Grounding language in vision is an active field of research seeking to
construct cognitively plausible word and sentence representations by
incorporating perceptual knowledge from vision into text-based representations.
Despite many attempts at language grounding, achieving an optimal equilibrium
between textual representations of the language and our embodied experiences
remains an open field. Some common concerns are the following. Is visual
grounding advantageous for abstract words, or is its effectiveness restricted
to concrete words? What is the optimal way of bridging the gap between text and
vision? To what extent is perceptual knowledge from images advantageous for
acquiring high-quality embeddings? Leveraging the current advances in machine
learning and natural language processing, the present study addresses these
questions by proposing a simple yet very effective computational grounding
model for pre-trained word embeddings.
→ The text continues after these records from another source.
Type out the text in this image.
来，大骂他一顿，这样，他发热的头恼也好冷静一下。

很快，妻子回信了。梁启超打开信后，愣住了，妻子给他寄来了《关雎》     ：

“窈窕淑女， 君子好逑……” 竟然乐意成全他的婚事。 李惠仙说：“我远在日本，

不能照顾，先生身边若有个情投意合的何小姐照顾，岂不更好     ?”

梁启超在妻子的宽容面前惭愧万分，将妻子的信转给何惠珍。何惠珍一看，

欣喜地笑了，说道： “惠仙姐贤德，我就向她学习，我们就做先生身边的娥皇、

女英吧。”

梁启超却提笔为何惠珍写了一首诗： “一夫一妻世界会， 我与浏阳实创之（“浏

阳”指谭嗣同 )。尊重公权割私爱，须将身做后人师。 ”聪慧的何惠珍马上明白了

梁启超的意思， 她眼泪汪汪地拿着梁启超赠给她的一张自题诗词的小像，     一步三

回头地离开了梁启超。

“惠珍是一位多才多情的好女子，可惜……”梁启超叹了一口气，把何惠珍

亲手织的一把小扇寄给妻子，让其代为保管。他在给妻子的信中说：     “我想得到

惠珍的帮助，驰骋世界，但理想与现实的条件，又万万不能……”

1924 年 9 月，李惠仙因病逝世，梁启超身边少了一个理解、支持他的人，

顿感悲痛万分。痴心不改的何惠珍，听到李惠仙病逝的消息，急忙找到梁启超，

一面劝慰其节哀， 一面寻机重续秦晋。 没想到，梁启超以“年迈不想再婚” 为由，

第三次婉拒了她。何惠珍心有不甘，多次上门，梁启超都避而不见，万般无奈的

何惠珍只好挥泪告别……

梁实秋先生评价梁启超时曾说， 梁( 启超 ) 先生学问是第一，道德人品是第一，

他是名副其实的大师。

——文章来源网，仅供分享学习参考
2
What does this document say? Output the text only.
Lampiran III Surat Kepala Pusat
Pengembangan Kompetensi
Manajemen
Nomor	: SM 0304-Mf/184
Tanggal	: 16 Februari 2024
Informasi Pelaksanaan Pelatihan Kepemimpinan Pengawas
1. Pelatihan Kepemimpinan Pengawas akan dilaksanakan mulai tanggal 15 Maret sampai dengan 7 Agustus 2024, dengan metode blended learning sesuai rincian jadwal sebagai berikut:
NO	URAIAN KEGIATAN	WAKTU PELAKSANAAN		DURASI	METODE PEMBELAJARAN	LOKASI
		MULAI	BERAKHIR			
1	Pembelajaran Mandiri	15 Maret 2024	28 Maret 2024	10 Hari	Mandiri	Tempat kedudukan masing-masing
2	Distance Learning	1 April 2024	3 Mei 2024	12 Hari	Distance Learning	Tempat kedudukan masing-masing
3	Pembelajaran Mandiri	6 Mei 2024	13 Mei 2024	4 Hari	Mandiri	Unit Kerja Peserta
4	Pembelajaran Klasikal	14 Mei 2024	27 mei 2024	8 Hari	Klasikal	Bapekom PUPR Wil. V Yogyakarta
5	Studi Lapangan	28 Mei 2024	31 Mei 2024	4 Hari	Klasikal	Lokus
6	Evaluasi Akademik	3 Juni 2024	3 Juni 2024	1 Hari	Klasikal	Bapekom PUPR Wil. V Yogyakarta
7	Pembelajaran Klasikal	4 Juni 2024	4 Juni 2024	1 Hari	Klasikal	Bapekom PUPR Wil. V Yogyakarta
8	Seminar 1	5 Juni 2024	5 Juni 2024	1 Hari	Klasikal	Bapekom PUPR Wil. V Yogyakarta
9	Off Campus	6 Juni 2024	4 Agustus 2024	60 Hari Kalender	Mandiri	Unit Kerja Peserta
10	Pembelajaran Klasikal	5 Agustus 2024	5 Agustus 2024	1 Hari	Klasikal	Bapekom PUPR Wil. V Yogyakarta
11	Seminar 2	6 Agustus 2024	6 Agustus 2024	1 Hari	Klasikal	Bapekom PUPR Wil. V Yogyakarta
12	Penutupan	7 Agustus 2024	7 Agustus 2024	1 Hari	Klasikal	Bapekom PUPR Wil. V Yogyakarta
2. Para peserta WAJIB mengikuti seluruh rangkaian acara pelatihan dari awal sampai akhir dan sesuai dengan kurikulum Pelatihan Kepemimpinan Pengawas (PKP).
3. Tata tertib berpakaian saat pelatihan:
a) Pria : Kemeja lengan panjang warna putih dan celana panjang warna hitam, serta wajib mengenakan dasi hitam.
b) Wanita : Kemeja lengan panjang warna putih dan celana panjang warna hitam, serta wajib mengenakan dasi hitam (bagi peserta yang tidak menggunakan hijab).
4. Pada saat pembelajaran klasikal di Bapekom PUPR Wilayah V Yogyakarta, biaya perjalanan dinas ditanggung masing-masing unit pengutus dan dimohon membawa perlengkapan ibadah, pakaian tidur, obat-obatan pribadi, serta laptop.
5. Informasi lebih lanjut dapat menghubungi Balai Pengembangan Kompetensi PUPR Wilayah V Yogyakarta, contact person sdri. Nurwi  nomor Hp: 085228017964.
Our model effectively balances the
interplay between language and vision by aligning textual embeddings with
visual information while simultaneously preserving the distributional
statistics that characterize word usage in text corpora. By applying a learned
alignment, we are able to indirectly ground unseen words including abstract
words. A series of evaluations on a range of behavioural datasets shows that
visual grounding is beneficial not only for concrete words but also for
abstract words, lending support to the indirect theory of abstract concepts.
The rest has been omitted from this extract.